The government says new figures show it has fulfilled its manifesto commitment to recruit an extra 10,000 teachers by 2006. They indicate that the number of teachers has risen by nearly 25,000 since 1997 and that there are more qualified teachers in schools now than at any time since January 1984. But in an immediate response a teachers’ union leader has called for caution over the figures and questioned how many of the latest recruits are qualified.The statistics from the Department of Education and Skills show the number of teacher vacancies fell by a quarter in the year to January and that more than 122,000 teaching assistants are now supporting teachers in schools -twice as many as in 1997. In the same 12-month period the number of supply teachers working in schools fell by 2,600.
The government claims the figures prove that measures designed to boost recruitment and reduce workload are taking effect. The School Standards Minister, David Miliband, said workforce reform was taking place in many schools and, as the government had promised, there were more teachers and more support staff, not one at the expense of the other.
But Doug McAvoy, General Secretary of the National Union of Teachers said the figures were distorted. Independent analysis had found recently that of the government’s claimed 20,000 increase in teachers since 1997 over 8,500 are in fact unqualified staff. That, he said, left a question over how many of those in last year’s increase were also unqualified.
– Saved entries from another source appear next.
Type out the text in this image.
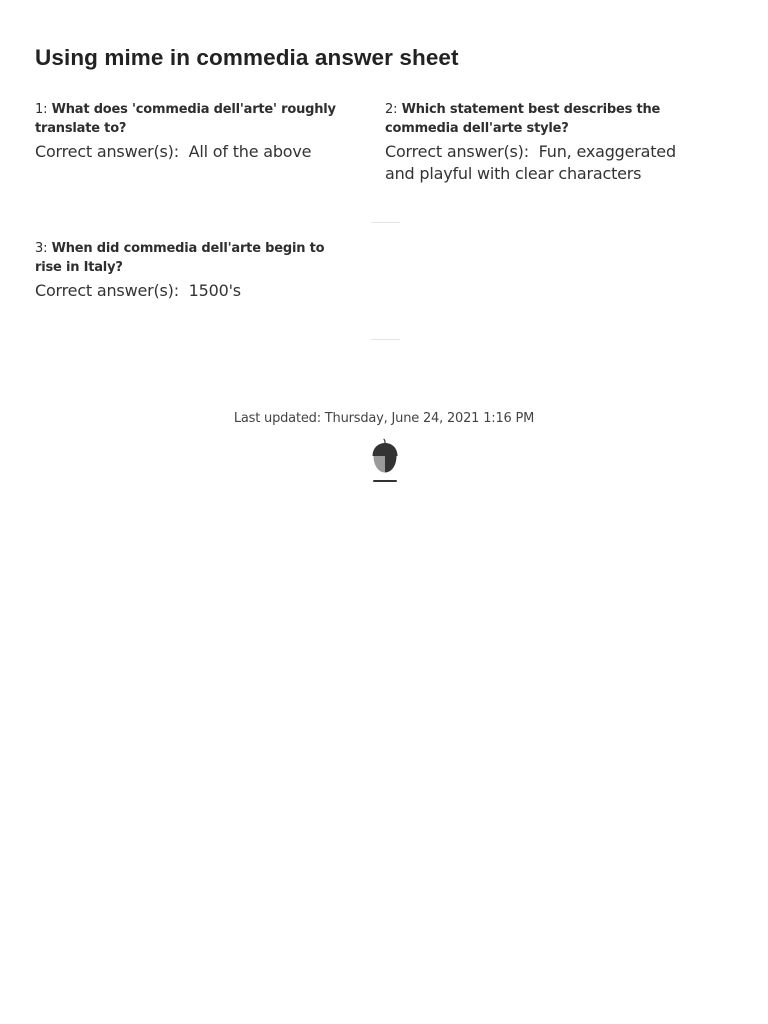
Using mime in commedia answer sheet
1: What does 'commedia dell'arte' roughly translate to?
Correct answer(s):  All of the above
2: Which statement best describes the commedia dell'arte style?
Correct answer(s):  Fun, exaggerated and playful with clear characters
3: When did commedia dell'arte begin to rise in Italy?
Correct answer(s):  1500's
Last updated: Thursday, June 24, 2021 1:16 PM
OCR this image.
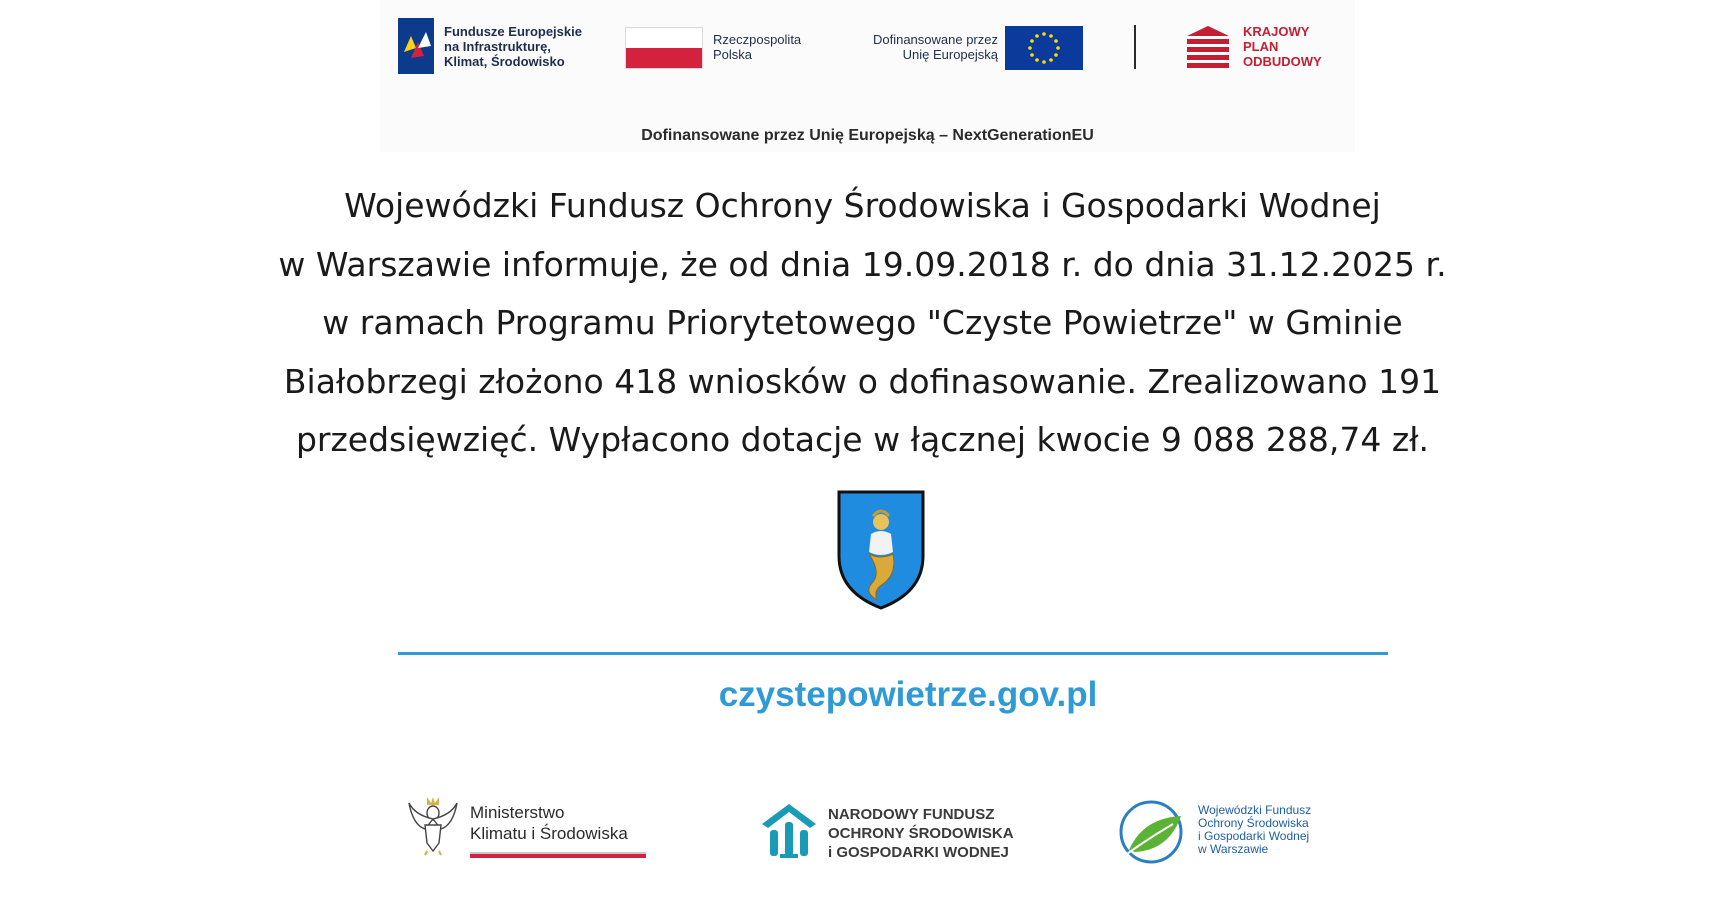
Fundusze Europejskie
na Infrastrukturę,
Klimat, Środowisko
Rzeczpospolita
Polska
Dofinansowane przez
Unię Europejską
KRAJOWY
PLAN
ODBUDOWY
Dofinansowane przez Unię Europejską – NextGenerationEU
Wojewódzki Fundusz Ochrony Środowiska i Gospodarki Wodnej
w Warszawie informuje, że od dnia 19.09.2018 r. do dnia 31.12.2025 r.
w ramach Programu Priorytetowego "Czyste Powietrze" w Gminie
Białobrzegi złożono 418 wniosków o dofinasowanie. Zrealizowano 191
przedsięwzięć. Wypłacono dotacje w łącznej kwocie 9 088 288,74 zł.
czystepowietrze.gov.pl
Ministerstwo
Klimatu i Środowiska
NARODOWY FUNDUSZ
OCHRONY ŚRODOWISKA
i GOSPODARKI WODNEJ
Wojewódzki Fundusz
Ochrony Środowiska
i Gospodarki Wodnej
w Warszawie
“It appears that just under 3,000 of the 4,300 increase are either unqualified teachers or overseas teachers some of whom have qualifications which have yet to be recognised in this country. I am deeply concerned by the implication that the Government has reached the limit of its ambition for increases in teacher numbers,” he added.
He welcomed the fall in vacancies but said there were still teacher shortages and he was unhappy about the reported drop in supply teacher numbers because, as qualified teachers they did a good job in difficult circumstances.